SELECT country,jogos,
    ROW_NUMBER() OVER(ORDER BY jogos DESC) AS row_n,
    RANK() OVER(ORDER BY jogos DESC) AS rank_n,
    DENSE_RANK() OVER(ORDER BY jogos DESC) AS dense_rank_n
FROM paises_jogos
ORDER BY jogos DESC, country ASC
LIMIT 5;
-- lembrar de particionar na variavel, quando necessário

Unnamed: 0,country,jogos,row_n,rank_n,dense_rank_n
0,GBR,27,1,1,1
1,DEN,26,4,2,2
2,FRA,26,2,2,2
3,USA,26,3,2,2
4,CAN,25,7,5,3


### _Fetching,ranking and paging_

- _**Paging:**_
1. NTILE(n) divide os dados em n, aproximadamente iguais, páginas
Usado tanto para agilizar transmissão de dados, API, ou para encontrar quantils.

In [12]:
WITH pais_medalhas AS(
    SELECT country, COUNT(*) AS medalhas
    FROM medals.summer_medals
    GROUP BY country
    LIMIT 10
)

SELECT
    country,medalhas,
    NTILE(5) OVER(ORDER BY medalhas DESC) AS pagina
FROM pais_medalhas

Unnamed: 0,country,medalhas,pagina
0,HUN,1079,1
1,NED,851,1
2,DEN,507,2
3,CUB,410,2
4,SUI,380,3
5,AUT,146,3
6,ALG,15,4
7,VEN,12,4
8,SIN,4,5
9,UAE,1,5


In [14]:
/*Usando para encontrar quantile 33%*/
WITH pais_medalhas AS(
    SELECT country, COUNT(*) AS medalhas
    FROM medals.summer_medals
    GROUP BY country
)

SELECT
    country,medalhas,
    NTILE(3) OVER(ORDER BY medalhas DESC) -- corta nos 33% maiores medalhistas
        AS primeiros_33
FROM pais_medalhas
LIMIT 5;

Unnamed: 0,country,medalhas,primeiros_33
0,USA,4585,1
1,URS,2049,1
2,GBR,1720,1
3,FRA,1396,1
4,GER,1305,1


### _Aggregate window functions and Frames_
SOMA E MAXIMO

In [17]:
/*MAX como função de maximo cumulativo*/
WITH Brasil_ouro AS(
    SELECT year,
        COUNT(*) AS medalhas
    FROM medals.summer_medals
    WHERE
        country='BRA' AND medal='Gold' AND year>=1992
    GROUP BY year
    ORDER BY year ASC
)

SELECT
    year,medalhas,
    MAX(medalhas) OVER (ORDER BY year ASC) AS max_medalhas
FROM Brasil_ouro;

Unnamed: 0,year,medalhas,max_medalhas
0,1992,13,13
1,1996,5,13
2,2004,18,18
3,2008,14,18
4,2012,14,18


In [19]:
/*SUM como função de soma cumulativa*/
WITH Brasil_ouro AS(
    SELECT year,
        COUNT(*) AS medalhas
    FROM medals.summer_medals
    WHERE
        country='BRA' AND medal='Gold' AND year>=1992
    GROUP BY year
    ORDER BY year ASC
)

SELECT
    year,medalhas,
    SUM(medalhas) OVER (ORDER BY year ASC) AS soma_medalhas
FROM Brasil_ouro;
-- Usar PARTITION BY quando necessário.
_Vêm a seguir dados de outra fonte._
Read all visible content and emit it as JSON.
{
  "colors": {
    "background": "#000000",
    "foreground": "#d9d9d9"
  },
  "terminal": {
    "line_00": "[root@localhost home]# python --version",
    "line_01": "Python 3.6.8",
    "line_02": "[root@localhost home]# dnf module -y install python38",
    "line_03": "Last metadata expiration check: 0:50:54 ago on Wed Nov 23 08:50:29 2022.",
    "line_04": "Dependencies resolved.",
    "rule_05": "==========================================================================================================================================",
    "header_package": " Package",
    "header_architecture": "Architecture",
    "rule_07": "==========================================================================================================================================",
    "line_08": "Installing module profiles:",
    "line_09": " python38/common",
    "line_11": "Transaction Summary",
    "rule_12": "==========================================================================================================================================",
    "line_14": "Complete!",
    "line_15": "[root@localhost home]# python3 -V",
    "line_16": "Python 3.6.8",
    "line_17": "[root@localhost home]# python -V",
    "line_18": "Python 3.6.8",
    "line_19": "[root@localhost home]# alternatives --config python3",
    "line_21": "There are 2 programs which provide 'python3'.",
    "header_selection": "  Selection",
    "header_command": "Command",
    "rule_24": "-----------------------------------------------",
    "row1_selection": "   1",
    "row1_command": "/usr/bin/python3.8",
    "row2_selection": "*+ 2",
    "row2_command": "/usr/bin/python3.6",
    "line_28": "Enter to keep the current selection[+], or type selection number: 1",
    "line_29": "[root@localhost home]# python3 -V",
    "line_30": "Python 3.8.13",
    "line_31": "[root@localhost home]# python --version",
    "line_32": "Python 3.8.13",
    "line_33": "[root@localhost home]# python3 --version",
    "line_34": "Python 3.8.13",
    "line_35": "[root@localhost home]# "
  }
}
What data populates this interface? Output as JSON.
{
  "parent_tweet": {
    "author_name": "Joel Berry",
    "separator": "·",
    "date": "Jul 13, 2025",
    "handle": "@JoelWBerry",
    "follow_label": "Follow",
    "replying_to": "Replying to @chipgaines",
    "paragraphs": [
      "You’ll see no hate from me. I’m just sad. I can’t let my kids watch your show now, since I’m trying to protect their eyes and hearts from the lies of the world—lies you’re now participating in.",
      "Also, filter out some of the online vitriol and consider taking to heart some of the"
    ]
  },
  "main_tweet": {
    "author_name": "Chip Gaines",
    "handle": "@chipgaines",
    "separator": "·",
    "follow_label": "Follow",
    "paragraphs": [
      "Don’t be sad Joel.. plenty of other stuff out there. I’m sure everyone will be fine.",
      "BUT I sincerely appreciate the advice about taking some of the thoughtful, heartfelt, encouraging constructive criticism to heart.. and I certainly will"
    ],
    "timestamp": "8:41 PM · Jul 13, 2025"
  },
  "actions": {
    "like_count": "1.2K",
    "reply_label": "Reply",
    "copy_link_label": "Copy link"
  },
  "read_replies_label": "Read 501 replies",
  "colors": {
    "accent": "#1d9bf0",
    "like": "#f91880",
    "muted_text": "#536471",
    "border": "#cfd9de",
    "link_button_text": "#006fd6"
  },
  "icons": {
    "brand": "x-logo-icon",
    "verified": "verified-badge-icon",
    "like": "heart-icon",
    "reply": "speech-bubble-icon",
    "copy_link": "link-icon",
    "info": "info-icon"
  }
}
Exp: mais de um país

Unnamed: 0,year,medalhas,soma_medalhas
0,1992,13,13
1,1996,5,18
2,2004,18,36
3,2008,14,50
4,2012,14,64


### _Aggregate window functions and Frames_
Frames: 
 EX: frame = RANGE BETWEEN UNBOUNDED PRECEDING AND UNBOUNDED FOLLOWING
por default  o frame é do começo da tabela até o current row.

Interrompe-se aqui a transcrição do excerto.